Yfandìs non è altro, in fondo, che un eccezionale poeta dell’amore, per la sua capacità di guardare ad occhi spalancati, come un bambino, l’incanto del mondo.

M. D.

***

Scritto a meraviglia

La macchina da scrivere sul tavolo
sotto il gelso
È la prima volta che scrivo in una stanza
tanto grande, le stelle come tetto, intorno le colline, boschi, strade, costruzioni di formiche…
Che potrei mai scrivere visto che il Cosmo
sopra il Cosmo
è scritto a meraviglia

*

La povertà

La povertà mi spinge verso la redenzione

“Ti basta” dice “una piccola capanna sul monte
o, più giustamente, d’abitare
in un incavo dell’albero

Di libri ti bastano poesie
e favole

E forse neanche quelle

Ti sta meglio una biblioteca
tutta vuota

L’ideale sarebbe però
che il suo legno ritornasse alla foresta
prima che si può”.

*

I selvatici

Gli addomesticati non vivono senza le cure dell’uomo.
Di recinti hanno bisogno, di gabbie, vasi, irrigazione
di cibo, scuola, d’esercizio.
Ma i selvatici non hanno bisogno di nessuno.

Il vento accumula foglie nei solchi fra le rocce perché si sciolgano
si facciano concime.
Ma i gigli sono spuntati fuori del solco
– per la paura di rimanere chiusi
– per la paura di rimanere chiusi nel vaso d’una roccia
e diventare addomesticati.
Cresciuti là fuori, sul margine, tu li diresti
piovuti dallo scudo del Cielo.

Gli addomesticati non vivono senza le cure dell’uomo.
Perfino gli dei non vivono senza le cure dell’uomo.
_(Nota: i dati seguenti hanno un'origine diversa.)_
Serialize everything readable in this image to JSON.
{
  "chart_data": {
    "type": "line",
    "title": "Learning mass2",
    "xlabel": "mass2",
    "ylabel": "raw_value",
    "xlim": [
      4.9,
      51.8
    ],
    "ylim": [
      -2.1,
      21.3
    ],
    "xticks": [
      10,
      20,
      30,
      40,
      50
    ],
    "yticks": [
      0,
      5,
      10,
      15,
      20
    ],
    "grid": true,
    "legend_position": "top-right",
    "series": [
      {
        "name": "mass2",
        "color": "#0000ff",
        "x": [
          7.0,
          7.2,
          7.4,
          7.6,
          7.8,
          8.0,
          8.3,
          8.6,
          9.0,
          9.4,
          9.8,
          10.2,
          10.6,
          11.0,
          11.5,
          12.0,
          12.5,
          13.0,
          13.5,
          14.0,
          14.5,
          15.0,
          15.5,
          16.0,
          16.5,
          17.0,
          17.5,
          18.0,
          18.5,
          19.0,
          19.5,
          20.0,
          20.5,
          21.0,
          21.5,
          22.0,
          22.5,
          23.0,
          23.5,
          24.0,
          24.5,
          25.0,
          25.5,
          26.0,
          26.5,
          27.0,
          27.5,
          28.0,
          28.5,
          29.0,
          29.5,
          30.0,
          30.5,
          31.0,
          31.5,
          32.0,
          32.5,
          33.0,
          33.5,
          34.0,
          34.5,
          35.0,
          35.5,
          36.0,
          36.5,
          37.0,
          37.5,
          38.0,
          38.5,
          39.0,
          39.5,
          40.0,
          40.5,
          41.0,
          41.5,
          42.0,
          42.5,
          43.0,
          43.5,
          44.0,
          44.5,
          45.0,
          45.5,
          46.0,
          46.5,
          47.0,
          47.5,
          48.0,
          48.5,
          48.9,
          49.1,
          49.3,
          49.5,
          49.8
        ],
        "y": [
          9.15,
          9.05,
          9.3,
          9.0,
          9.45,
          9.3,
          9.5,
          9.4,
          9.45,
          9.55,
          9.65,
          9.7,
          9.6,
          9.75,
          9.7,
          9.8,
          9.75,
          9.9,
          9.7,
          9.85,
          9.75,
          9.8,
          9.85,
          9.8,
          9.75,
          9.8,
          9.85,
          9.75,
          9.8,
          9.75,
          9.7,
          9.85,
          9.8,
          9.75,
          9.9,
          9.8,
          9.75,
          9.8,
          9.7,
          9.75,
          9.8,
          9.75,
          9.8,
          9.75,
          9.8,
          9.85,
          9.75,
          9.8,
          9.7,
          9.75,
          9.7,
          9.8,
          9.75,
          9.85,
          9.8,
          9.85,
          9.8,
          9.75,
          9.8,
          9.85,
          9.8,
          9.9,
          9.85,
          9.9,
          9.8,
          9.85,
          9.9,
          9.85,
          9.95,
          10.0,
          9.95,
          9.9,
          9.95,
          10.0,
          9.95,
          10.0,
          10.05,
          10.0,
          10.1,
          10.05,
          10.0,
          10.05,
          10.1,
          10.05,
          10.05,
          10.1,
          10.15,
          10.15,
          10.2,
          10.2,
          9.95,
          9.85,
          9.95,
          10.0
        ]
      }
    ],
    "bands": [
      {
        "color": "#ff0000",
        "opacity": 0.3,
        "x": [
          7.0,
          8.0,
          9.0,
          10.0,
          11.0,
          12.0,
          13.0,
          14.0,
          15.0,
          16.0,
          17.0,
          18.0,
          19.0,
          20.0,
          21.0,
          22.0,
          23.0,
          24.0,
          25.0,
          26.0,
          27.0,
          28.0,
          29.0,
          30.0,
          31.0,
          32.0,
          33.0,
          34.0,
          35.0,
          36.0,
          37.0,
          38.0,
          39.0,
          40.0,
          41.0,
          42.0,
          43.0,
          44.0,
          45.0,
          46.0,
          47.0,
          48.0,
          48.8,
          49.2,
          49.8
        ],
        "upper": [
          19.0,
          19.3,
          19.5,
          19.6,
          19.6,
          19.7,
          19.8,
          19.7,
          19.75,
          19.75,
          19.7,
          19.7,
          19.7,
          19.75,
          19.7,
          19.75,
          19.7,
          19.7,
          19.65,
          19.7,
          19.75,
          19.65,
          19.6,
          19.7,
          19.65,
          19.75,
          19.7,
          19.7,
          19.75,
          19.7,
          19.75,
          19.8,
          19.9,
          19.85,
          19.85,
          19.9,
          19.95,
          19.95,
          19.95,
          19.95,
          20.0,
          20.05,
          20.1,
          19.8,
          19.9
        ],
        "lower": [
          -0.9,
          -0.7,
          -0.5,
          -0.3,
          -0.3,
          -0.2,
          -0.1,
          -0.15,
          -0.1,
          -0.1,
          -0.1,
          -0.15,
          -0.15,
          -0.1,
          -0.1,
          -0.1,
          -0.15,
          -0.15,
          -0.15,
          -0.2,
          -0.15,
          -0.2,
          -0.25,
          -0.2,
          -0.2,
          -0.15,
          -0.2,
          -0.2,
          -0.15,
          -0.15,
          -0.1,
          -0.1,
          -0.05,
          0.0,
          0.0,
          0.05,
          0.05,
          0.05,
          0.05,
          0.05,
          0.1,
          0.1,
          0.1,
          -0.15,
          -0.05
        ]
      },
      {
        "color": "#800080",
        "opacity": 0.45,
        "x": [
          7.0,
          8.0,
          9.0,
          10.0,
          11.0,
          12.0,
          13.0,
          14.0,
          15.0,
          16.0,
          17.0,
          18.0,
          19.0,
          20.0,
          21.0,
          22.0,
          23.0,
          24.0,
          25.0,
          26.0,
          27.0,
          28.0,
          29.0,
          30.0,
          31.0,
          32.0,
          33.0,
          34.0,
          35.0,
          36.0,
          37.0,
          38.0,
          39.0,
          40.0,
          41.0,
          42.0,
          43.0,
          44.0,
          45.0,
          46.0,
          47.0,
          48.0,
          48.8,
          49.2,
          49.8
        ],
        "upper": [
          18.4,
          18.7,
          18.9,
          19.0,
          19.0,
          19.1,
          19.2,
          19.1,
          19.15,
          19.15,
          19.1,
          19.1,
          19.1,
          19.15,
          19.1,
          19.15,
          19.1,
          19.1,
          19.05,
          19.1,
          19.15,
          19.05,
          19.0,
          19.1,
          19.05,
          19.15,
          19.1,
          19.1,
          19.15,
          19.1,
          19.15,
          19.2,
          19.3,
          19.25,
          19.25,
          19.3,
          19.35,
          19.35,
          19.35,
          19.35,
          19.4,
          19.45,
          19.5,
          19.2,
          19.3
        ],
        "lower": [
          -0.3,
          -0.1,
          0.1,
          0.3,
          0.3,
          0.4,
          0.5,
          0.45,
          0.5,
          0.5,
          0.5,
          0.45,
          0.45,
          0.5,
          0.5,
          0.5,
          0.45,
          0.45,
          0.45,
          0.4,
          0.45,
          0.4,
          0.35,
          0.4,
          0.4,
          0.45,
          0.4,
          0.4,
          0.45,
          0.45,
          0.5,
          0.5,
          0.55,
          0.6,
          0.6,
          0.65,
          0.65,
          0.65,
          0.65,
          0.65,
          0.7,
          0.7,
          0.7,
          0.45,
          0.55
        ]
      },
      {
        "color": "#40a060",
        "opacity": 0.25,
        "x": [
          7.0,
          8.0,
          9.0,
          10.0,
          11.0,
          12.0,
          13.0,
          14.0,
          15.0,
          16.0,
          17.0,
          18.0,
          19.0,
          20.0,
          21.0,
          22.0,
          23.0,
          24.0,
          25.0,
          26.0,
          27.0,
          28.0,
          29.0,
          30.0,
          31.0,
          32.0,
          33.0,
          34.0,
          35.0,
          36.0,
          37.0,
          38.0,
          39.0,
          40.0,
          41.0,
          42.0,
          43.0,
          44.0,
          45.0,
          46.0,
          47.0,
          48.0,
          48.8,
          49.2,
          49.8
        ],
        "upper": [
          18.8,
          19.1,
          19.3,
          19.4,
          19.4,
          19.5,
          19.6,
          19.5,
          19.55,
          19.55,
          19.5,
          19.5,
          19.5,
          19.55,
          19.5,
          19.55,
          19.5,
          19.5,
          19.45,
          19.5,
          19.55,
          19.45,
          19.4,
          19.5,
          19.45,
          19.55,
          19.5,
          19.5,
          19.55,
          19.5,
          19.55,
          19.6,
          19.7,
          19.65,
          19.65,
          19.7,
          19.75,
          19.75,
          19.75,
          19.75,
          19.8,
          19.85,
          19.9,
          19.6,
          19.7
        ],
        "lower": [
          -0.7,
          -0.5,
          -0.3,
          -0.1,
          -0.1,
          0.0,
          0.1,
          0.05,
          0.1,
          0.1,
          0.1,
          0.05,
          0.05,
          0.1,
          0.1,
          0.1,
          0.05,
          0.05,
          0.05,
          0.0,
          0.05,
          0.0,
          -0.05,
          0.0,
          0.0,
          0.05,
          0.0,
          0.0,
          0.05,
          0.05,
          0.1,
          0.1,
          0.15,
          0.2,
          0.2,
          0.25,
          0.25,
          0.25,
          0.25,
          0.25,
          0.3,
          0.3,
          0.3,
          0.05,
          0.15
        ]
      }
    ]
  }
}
Siate selvatiche, mie poesie (oh se stessi!)
come i gigli e le stelle, le Pleiadi e il Procione;
come il selvatico universo che non vuole
le cure di nessuno.

*

Ciottoli

Non fioriscono né appassiscono. Semi di pietra.
Sono secchi, sono poveri, sono insipidi, ma ecco:
Le dita fiorite del mare li hanno sfiorati
e splendono.

*

Anche oggi son venute le farfalle

Anche oggi son venute le farfalle.
E la cavalletta verde (grande quanto un’unghia)
e il suo cappellino (un triangolo con gli occhi).
E quella gigantesca con un torace come il cavallo verde.
È venuto anche il riccio, lavato e pettinato, i peli che parevano gli aghi del porcospino.
È venuta anche la nera e lucida formica, operaio delle spire
della bardana, umile
trasportatrice di fantastici depositi
del reame dei semi.
È venuta anche la moschina sua sorella
con la sua cintura gialla… Oh,
ragazzi,
guardate qua,
guardate, ah… Me lo scordavo…
È venuto anche Dio, nascosto sotto il guscio di una tartaruga.
(Si mangiava l’erba lungo il muro di casa
e ho pensato
per un attimo
che fosse quell’aggeggio che il comune ci ha mandato
per tagliare il prato). Oh, sì
qui viene spesso Dio nascosto in migliaia di visibili ma anche di invisibili e infinite forme.
Viene qui
perché
solo qui
nello smisurato “non so” che esiste così com’è,
nel vuoto della mia mente entra tutt’intero,
si sente libero nel niente che io sono.
Nel niente? Ma sì, anche oggi son venuti
qui fuori casa nostra, in questo cortile,
in questo transito del Cosmo
verso il Cosmo.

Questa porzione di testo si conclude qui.